Arlen Specter. Dick Thornburgh. Tom Ridge. John Heinz. Richard Schweiker. Charlie Dent. And, to some extent, Pat Toomey. They were all moderate Republicans. Now a significant chunk of the commonwealth’s GOP is lining-up firmly behind Donald Trump. Scott Perry, who represents my district in the House of Representatives, helped Trump overturn the presidential election in Georgia and introduced him to pro-Trump Justice Department official Jeffrey Clark. Doug Mastriano, a GOP state senator with ambition (also from my neck of the woods here in south-central Pennsylvania), led the voter fraud efforts in the commonwealth. Lou Barletta, the anti-immigration former mayor of Hazelton, may run for governor.

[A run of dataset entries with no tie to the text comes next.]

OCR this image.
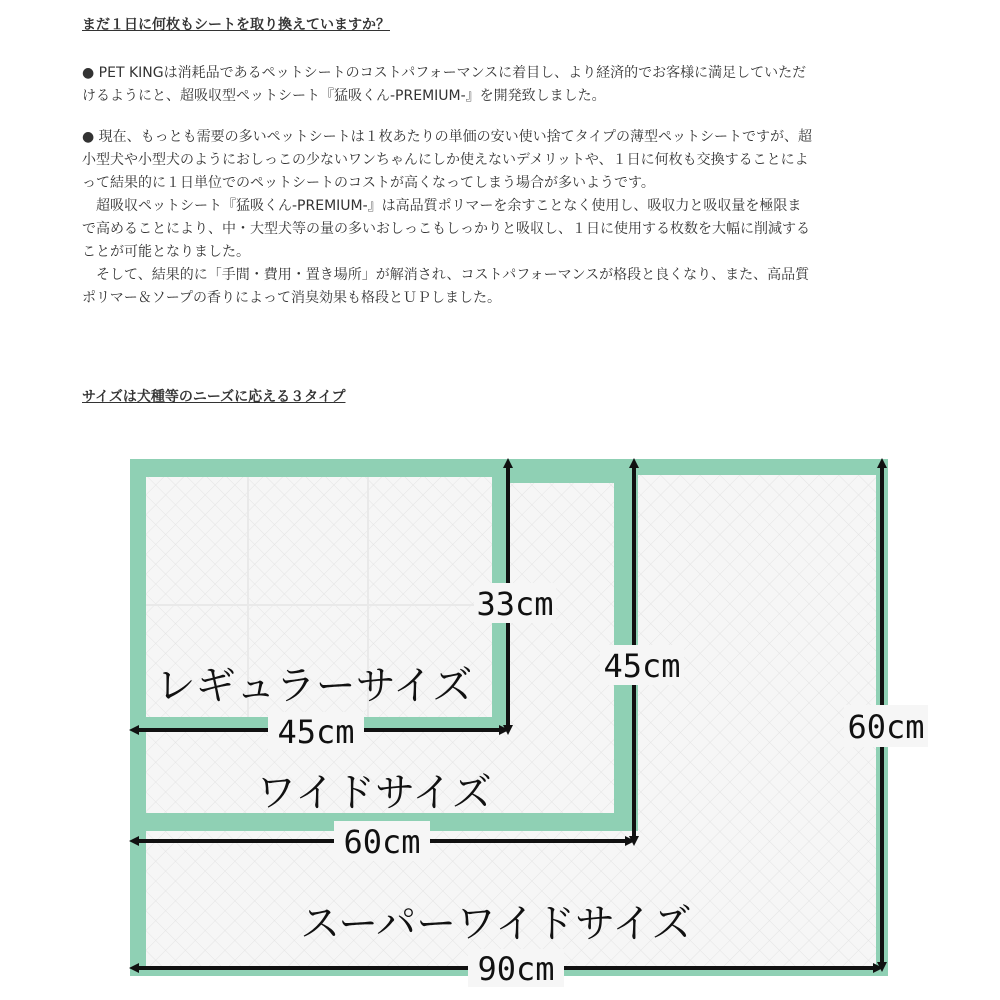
まだ１日に何枚もシートを取り換えていますか？

● PET KINGは消耗品であるペットシートのコストパフォーマンスに着目し、より経済的でお客様に満足していただ
けるようにと、超吸収型ペットシート『猛吸くん-PREMIUM-』を開発致しました。

● 現在、もっとも需要の多いペットシートは１枚あたりの単価の安い使い捨てタイプの薄型ペットシートですが、超
小型犬や小型犬のようにおしっこの少ないワンちゃんにしか使えないデメリットや、１日に何枚も交換することによ
って結果的に１日単位でのペットシートのコストが高くなってしまう場合が多いようです。
超吸収ペットシート『猛吸くん-PREMIUM-』は高品質ポリマーを余すことなく使用し、吸収力と吸収量を極限ま
で高めることにより、中・大型犬等の量の多いおしっこもしっかりと吸収し、１日に使用する枚数を大幅に削減する
ことが可能となりました。
そして、結果的に「手間・費用・置き場所」が解消され、コストパフォーマンスが格段と良くなり、また、高品質
ポリマー＆ソープの香りによって消臭効果も格段とＵＰしました。

サイズは犬種等のニーズに応える３タイプ
33cm
45cm
45cm
60cm
60cm
90cm
レギュラーサイズ
ワイドサイズ
スーパーワイドサイズ
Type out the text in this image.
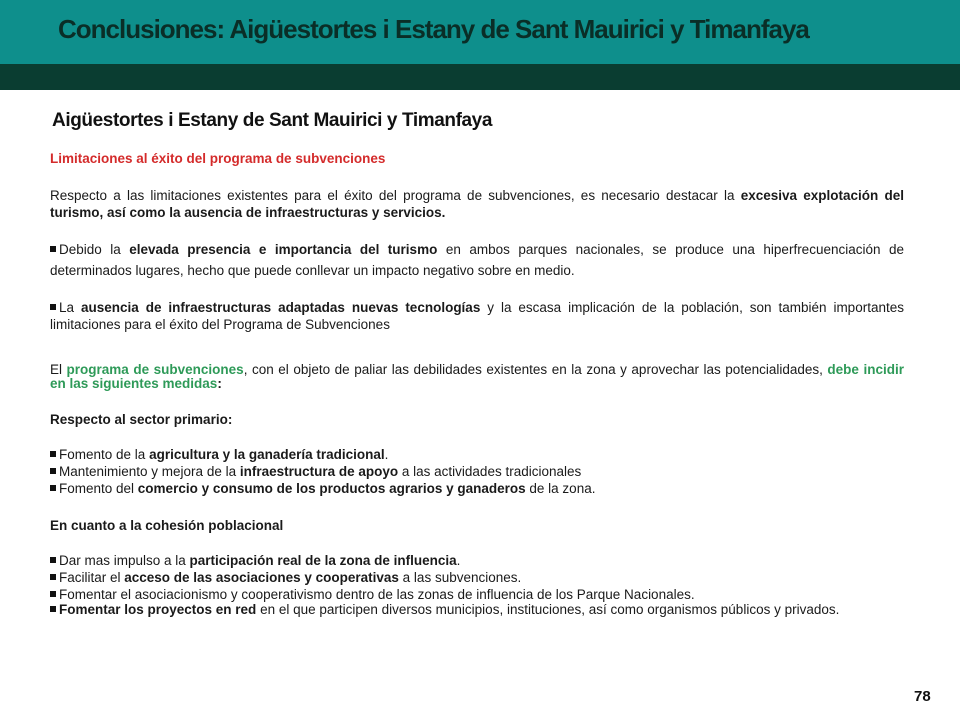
Conclusiones: Aigüestortes i Estany de Sant Mauirici y Timanfaya
Aigüestortes i Estany de Sant Mauirici y Timanfaya

Limitaciones al éxito del programa de subvenciones

Respecto a las limitaciones existentes para el éxito del programa de subvenciones, es necesario destacar la excesiva explotación del turismo, así como la ausencia de infraestructuras y servicios.

Debido la elevada presencia e importancia del turismo en ambos parques nacionales, se produce una hiperfrecuenciación de determinados lugares, hecho que puede conllevar un impacto negativo sobre en medio.

La ausencia de infraestructuras adaptadas nuevas tecnologías y la escasa implicación de la población, son también importantes limitaciones para el éxito del Programa de Subvenciones

El programa de subvenciones, con el objeto de paliar las debilidades existentes en la zona y aprovechar las potencialidades, debe incidir en las siguientes medidas:

Respecto al sector primario:

Fomento de la agricultura y la ganadería tradicional.

Mantenimiento y mejora de la infraestructura de apoyo a las actividades tradicionales

Fomento del comercio y consumo de los productos agrarios y ganaderos de la zona.

En cuanto a la cohesión poblacional

Dar mas impulso a la participación real de la zona de influencia.

Facilitar el acceso de las asociaciones y cooperativas a las subvenciones.

Fomentar el asociacionismo y cooperativismo dentro de las zonas de influencia de los Parque Nacionales.

Fomentar los proyectos en red en el que participen diversos municipios, instituciones, así como organismos públicos y privados.

78
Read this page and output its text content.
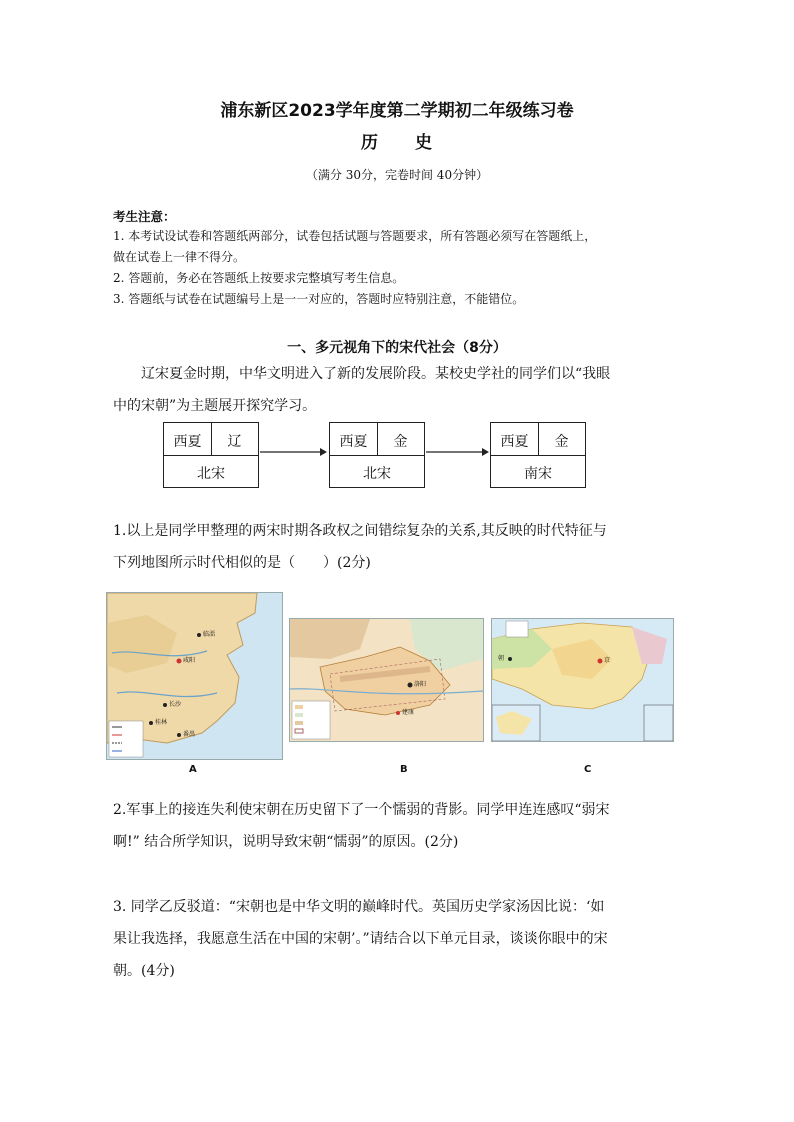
浦东新区2023学年度第二学期初二年级练习卷
历　　史
（满分 30分，完卷时间 40分钟）
考生注意：
1. 本考试设试卷和答题纸两部分，试卷包括试题与答题要求，所有答题必须写在答题纸上，
做在试卷上一律不得分。
2. 答题前，务必在答题纸上按要求完整填写考生信息。
3. 答题纸与试卷在试题编号上是一一对应的，答题时应特别注意，不能错位。
一、多元视角下的宋代社会（8分）
辽宋夏金时期，中华文明进入了新的发展阶段。某校史学社的同学们以“我眼
中的宋朝”为主题展开探究学习。
西夏	辽
北宋
西夏	金
北宋
西夏	金
南宋
1.以上是同学甲整理的两宋时期各政权之间错综复杂的关系,其反映的时代特征与
下列地图所示时代相似的是（　　）(2分)
临淄
咸阳
长沙
桂林
番禺
A
洛阳
建康
B
京
朝
C
2.军事上的接连失利使宋朝在历史留下了一个懦弱的背影。同学甲连连感叹“弱宋
啊!” 结合所学知识，说明导致宋朝“懦弱”的原因。(2分)
3. 同学乙反驳道：“宋朝也是中华文明的巅峰时代。英国历史学家汤因比说：‘如
果让我选择，我愿意生活在中国的宋朝’。”请结合以下单元目录，谈谈你眼中的宋
朝。(4分)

Over at Politico, Holly Otterbein unpacks this story. Here is a taste:
Political insiders in Pennsylvania attribute the shift rightward in the state’s Republican Party to a combination of familiar factors: Trump’s presidency, the role of gerrymandering in creating highly partisan districts, the polarization fed by cable TV, and social media.
“Low-turnout primary elections reinforced in districts drawn by gerrymander not surprisingly makes it easier for extreme candidates to do well,” said David Thornburgh, president of the good government group Committee of Seventy and son of the late centrist governor. “My dad’s wing of the party was the moderate-to-liberal northeastern Republican. You got to look awfully hard to find anybody that’s left in that category.”
The collapse of the GOP in and around Philadelphia’s collar counties has also played a role. As the suburbs have become more liberal and the party has grown more socially conservative, moderate Republican lawmakers such as Ryan Costello and Charlie Dent have been succeeded by Democrats, a process that was hastened by the state Supreme Court’s redrawing of congressional district maps in 2018.